Hirokazu Kore-eda est, à juste titre, souvent présenté comme l'héritier d'Ozu, et Still Walking en est un symbole fort, tant sur le fond que la forme (sans jamais tomber dans le plagiat ou l'hommage trop appuyé, évidemment).
Si Voyage à Tokyo montrait deux parents face à l'égoïsme des enfants, c'est le contraire ici, ces derniers cherchant surtout le regard, la compréhension et l'amour de ceux-ci. Plus le temps passe, moins cette situation s'arrange et Kore-eda met en scène l'idée du regret et d'une communication qui ne s'est pas établie. Dans cette optique, l'une des premières séquences dans le bus montre, déjà, ce fossé entre les deux générations, qui ne fera que s'accentuer par la suite, surtout lorsque les parents n'essaient pas de comprendre les choix amoureux du fils.

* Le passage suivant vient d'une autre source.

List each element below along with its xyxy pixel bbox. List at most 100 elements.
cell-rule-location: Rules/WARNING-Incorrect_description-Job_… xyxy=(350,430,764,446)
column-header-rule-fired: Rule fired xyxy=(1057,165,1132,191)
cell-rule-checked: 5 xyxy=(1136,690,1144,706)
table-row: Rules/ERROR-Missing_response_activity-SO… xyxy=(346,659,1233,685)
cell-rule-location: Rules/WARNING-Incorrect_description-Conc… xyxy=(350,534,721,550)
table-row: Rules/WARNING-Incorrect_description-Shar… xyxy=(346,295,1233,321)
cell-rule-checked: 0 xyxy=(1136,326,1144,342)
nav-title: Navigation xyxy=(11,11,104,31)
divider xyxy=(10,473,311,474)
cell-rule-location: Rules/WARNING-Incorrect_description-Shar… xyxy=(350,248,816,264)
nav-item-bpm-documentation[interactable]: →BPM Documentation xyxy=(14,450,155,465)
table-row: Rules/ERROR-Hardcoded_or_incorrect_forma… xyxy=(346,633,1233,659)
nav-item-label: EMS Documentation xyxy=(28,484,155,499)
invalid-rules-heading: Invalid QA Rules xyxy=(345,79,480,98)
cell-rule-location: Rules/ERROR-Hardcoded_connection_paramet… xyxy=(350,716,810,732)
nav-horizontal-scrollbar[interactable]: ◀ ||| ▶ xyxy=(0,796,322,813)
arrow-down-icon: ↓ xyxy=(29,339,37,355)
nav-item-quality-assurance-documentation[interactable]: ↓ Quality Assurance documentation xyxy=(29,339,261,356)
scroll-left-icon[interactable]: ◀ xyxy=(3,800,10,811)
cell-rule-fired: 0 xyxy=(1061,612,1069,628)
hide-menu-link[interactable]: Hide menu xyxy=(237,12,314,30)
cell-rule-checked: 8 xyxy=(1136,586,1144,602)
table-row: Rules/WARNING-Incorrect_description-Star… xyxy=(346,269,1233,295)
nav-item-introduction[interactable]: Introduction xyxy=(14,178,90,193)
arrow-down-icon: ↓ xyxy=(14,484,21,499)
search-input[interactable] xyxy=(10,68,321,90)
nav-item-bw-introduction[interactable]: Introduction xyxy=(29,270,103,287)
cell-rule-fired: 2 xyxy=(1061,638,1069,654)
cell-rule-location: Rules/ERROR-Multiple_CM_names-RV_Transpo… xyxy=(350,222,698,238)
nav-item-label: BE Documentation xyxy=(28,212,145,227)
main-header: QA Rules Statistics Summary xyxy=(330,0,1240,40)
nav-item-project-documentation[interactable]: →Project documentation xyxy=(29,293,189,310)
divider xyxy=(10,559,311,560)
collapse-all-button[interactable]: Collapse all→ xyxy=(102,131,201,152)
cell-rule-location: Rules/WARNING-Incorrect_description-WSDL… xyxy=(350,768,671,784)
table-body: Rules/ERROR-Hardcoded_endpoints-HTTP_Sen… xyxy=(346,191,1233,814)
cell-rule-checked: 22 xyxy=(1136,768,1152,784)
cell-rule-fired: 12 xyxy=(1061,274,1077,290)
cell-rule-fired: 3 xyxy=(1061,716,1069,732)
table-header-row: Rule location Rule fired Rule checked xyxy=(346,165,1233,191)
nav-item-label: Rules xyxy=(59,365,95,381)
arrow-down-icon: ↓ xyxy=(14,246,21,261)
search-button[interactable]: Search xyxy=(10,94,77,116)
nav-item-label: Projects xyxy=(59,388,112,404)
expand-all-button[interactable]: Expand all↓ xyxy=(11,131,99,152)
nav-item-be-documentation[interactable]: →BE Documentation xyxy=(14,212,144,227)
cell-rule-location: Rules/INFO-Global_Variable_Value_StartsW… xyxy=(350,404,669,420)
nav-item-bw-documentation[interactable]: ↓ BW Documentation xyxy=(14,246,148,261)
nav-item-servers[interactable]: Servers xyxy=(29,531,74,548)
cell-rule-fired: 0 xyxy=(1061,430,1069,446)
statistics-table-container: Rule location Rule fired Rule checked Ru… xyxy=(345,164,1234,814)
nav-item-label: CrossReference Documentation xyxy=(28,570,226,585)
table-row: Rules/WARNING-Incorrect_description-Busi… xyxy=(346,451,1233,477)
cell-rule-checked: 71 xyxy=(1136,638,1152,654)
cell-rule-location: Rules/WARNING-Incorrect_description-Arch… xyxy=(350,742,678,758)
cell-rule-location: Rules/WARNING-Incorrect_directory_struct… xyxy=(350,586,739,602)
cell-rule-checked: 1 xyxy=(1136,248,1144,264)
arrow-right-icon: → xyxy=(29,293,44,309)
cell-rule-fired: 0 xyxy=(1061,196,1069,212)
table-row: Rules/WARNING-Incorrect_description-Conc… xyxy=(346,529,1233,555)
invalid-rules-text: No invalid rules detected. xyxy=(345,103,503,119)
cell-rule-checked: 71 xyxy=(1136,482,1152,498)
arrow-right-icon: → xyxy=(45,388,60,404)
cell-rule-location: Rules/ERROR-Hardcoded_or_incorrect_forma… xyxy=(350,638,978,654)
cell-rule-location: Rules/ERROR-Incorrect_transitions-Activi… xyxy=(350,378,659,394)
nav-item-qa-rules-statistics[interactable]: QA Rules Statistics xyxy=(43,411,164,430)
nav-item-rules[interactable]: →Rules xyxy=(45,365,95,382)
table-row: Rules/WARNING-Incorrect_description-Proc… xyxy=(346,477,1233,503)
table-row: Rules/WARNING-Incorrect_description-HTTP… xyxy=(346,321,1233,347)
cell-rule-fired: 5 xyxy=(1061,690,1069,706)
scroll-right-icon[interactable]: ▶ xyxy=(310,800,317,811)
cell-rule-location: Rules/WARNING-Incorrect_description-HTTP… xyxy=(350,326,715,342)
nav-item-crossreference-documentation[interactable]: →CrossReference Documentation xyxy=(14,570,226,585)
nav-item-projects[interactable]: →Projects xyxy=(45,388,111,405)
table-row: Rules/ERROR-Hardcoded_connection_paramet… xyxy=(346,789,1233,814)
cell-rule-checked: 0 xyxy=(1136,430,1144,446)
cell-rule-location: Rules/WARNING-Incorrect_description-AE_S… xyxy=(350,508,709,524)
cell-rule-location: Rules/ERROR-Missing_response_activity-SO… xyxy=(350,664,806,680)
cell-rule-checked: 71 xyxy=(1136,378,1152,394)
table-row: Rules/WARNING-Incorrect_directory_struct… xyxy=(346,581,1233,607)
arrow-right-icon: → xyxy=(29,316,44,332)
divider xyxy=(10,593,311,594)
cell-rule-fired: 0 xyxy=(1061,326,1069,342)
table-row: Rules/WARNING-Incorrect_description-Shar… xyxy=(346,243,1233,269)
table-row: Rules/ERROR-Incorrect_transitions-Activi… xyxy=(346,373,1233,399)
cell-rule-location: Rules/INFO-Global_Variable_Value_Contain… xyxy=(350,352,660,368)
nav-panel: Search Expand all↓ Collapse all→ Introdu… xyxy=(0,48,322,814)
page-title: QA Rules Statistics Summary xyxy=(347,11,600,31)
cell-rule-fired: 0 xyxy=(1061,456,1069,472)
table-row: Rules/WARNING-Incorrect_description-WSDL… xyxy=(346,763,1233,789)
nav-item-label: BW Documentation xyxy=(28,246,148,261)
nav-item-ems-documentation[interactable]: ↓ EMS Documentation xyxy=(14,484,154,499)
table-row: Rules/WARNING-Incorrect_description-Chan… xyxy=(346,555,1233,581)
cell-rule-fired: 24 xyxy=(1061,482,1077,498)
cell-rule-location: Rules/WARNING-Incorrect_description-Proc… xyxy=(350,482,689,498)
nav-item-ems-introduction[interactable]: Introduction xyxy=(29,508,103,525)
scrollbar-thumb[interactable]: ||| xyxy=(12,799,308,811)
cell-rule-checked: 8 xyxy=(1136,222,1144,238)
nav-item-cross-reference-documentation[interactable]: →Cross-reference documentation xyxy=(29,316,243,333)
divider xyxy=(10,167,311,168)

Kore-eda nous présente d'abord cette famille avec une préparation de repas traditionnel, les femmes s'activent en cuisine, le père n'en fait qu'à sa tête et les enfants, espiègles, qui n'attendent que la nourriture. Peu à peu, le cinéaste japonais nous intègre au cœur de cette réunion, il le fait avec sobriété, sa caméra, élégante, s'attache aux différents membres, il n'y a pas de mouvements brusques et on a vite l'impression de faire partie de la famille. Il y évoque, en plus de la thématique de la famille, le deuil, celui d'un fils mort jeune, et c'est en sa mémoire qu'ils se réunissent. Il nous fait aussi ressentir une violence dans les sentiments, ce qu'est la déception d'un père considérant la vie de son fils médiocre ou les morts qui agissent comme des fantômes toujours présents.
Le cinéma de Kore-eda prend tout son sens lorsqu'il observe les moindres détails, des regards, des chuchotements ou des rires, parfois anodins ou au contraire symbolisant des non-dits. Chaque plan comporte une richesse, thématique et/ou visuelle, et prendra une signification particulière. L'influence d'Ozu, voire de Mizoguchi, se trouve aussi ici, ainsi que dans la hauteur de caméra, au niveau du tatami. L'émotion est là, il y a aussi des touches d'humour qui fonctionnent et participent à l'alchimie de l'ensemble, les moments doux (réels ou d'apparence) contrastent avec la dureté d'acte ou parole (ou au contraire leur absence), et tout cela est mis en scène avec authenticité, pudeur, précision et humanisme.
Avec Still Walking, Hirokazu Kore-eda continue d'explorer la thématique de la famille japonaise, avec autant de justesse que d'émotion ou d'intelligence, sublimant une écriture subtile et riche, tout en évoquant par ce biais des êtres disparus ou les failles de bonheur d'apparence.